In 1918, Yasuhara left junior high school and began training with one of the most revered ceramicists of the twentieth century, Itaya Hazan (1872–1963), who at the time was known for adopting the Western style of art nouveau and integrating Japanese and Chinese ceramic forms into his work. During the first quarter of the twentieth century, Itaya Hazan played a critical role in transforming Japanese ceramics from a craft made by anonymous artisans into a fine art, worthy of a newfound respect. In common with Itaya, Yasuhara was not born to a prestigious ceramic lineage and, like him, became dedicated to both form and surface of his vessels. Itaya’s background as an art historian with a focus on sculpture may have inspired his attention to the surface of his vessels which are often deeply inscribed or feature relief with matte glazes.
Itaya’s displeasure with the official exhibitions of Japanese design and applied arts known as Noten, sponsored by the Ministry of Agriculture and Commerce in 1913, led eventually to the founding of the Society of Eastern Potters (Totokai) in 1927, along with sculptor Numata Kazumasa (Ichiga) (1873–1954). Their shared goal was to position ceramics as a fine art. Yasuhara was involved in its establishment, and participated in the first exhibition, held at the Nihonbashi branch of the Mitsukoshi department store in 1931. Throughout his life he participated in these exhibitions, with his works still presented – along with those of Itaya – as an essential component of the Totokai lineage. The importance of this group cannot be overstated, as its actions ultimately induced the Imperial Art Academy (Teiten) to establish the category of ‘arts crafts’ (bijutsu kogei) at the national salon (Teiten/Nitten) in 1927, which for the first-time placed ceramics on the same level as painting and sculpture.

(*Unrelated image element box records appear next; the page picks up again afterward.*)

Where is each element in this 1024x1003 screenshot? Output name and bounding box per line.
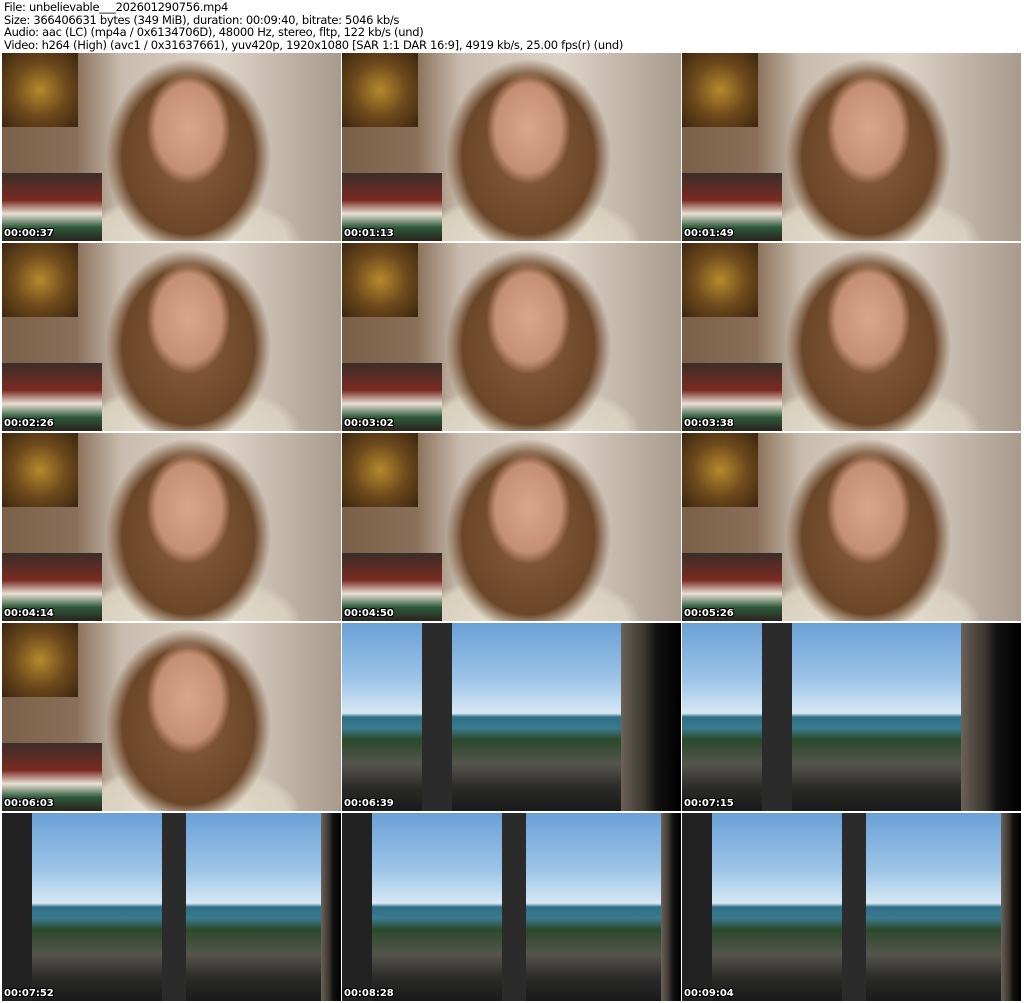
thumbnail-timestamp: 00:04:14 bbox=[4, 608, 54, 619]
video-thumbnail: 00:06:39 bbox=[342, 623, 681, 811]
video-thumbnail: 00:08:28 bbox=[342, 813, 681, 1001]
thumbnail-timestamp: 00:06:03 bbox=[4, 798, 54, 809]
thumbnail-timestamp: 00:06:39 bbox=[344, 798, 394, 809]
window-frame bbox=[2, 813, 32, 1001]
video-thumbnail: 00:07:15 bbox=[682, 623, 1021, 811]
file-name: File: unbelievable___202601290756.mp4 bbox=[4, 0, 229, 14]
thumbnail-timestamp: 00:00:37 bbox=[4, 228, 54, 239]
video-thumbnail: 00:03:02 bbox=[342, 243, 681, 431]
window-frame bbox=[342, 813, 372, 1001]
thumbnail-timestamp: 00:02:26 bbox=[4, 418, 54, 429]
video-thumbnail: 00:02:26 bbox=[2, 243, 341, 431]
thumbnail-timestamp: 00:04:50 bbox=[344, 608, 394, 619]
video-thumbnail: 00:01:13 bbox=[342, 53, 681, 241]
video-thumbnail: 00:01:49 bbox=[682, 53, 1021, 241]
thumbnail-timestamp: 00:03:02 bbox=[344, 418, 394, 429]
thumbnail-grid: 00:00:37 00:01:13 00:01:49 00:02:26 00:03:02… bbox=[2, 53, 1021, 1001]
video-thumbnail: 00:09:04 bbox=[682, 813, 1021, 1001]
window-frame bbox=[682, 813, 712, 1001]
file-info-header: File: unbelievable___202601290756.mp4 Siz… bbox=[4, 1, 623, 51]
thumbnail-timestamp: 00:03:38 bbox=[684, 418, 734, 429]
thumbnail-timestamp: 00:05:26 bbox=[684, 608, 734, 619]
thumbnail-timestamp: 00:01:49 bbox=[684, 228, 734, 239]
video-thumbnail: 00:03:38 bbox=[682, 243, 1021, 431]
thumbnail-timestamp: 00:08:28 bbox=[344, 988, 394, 999]
thumbnail-timestamp: 00:07:52 bbox=[4, 988, 54, 999]
video-info: Video: h264 (High) (avc1 / 0x31637661), … bbox=[4, 37, 624, 52]
video-thumbnail: 00:04:50 bbox=[342, 433, 681, 621]
video-thumbnail: 00:00:37 bbox=[2, 53, 341, 241]
thumbnail-timestamp: 00:09:04 bbox=[684, 988, 734, 999]
audio-info: Audio: aac (LC) (mp4a / 0x6134706D), 480… bbox=[4, 25, 424, 40]
thumbnail-timestamp: 00:01:13 bbox=[344, 228, 394, 239]
video-thumbnail: 00:06:03 bbox=[2, 623, 341, 811]
thumbnail-timestamp: 00:07:15 bbox=[684, 798, 734, 809]
video-thumbnail: 00:05:26 bbox=[682, 433, 1021, 621]
video-thumbnail: 00:04:14 bbox=[2, 433, 341, 621]
video-thumbnail: 00:07:52 bbox=[2, 813, 341, 1001]
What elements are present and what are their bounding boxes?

In 1928 Yasuhara opened a kiln at his home in Meguro, developing works centred on stoneware characterised by abstract and geometric designs, and in 1930 he won first prize at the eleventh iteration of the Teiten. Yasuhara’s avant-garde ceramic vessels came to the attention of Teshigahara Sōfū (1900–1979), a leading proponent of zen ei ikebana and founder of the progressive Sōgetsu School (Sōgetsu ryū). Teshigahara was seeking vessels to complement his unorthodox and free-flowing flower arrangements, and Yasuhara’s uncompromising grey vessels and unique forms provided a perfect foil for his modern ikebana. Teshigahara encouraged Yasuhara – and other ceramic artists – to create non-traditional works difficult to use for flower arrangement.
Throughout his career Yasuhara was a regular contributor to national exhibitions of first the Bunten and later Nitten. In the post-war years his ceramics were exhibited across the world, including in exhibitions throughout Europe. Yet, his work and influence remain unappreciated. It is my hope that this catalogue and exhibition will change that.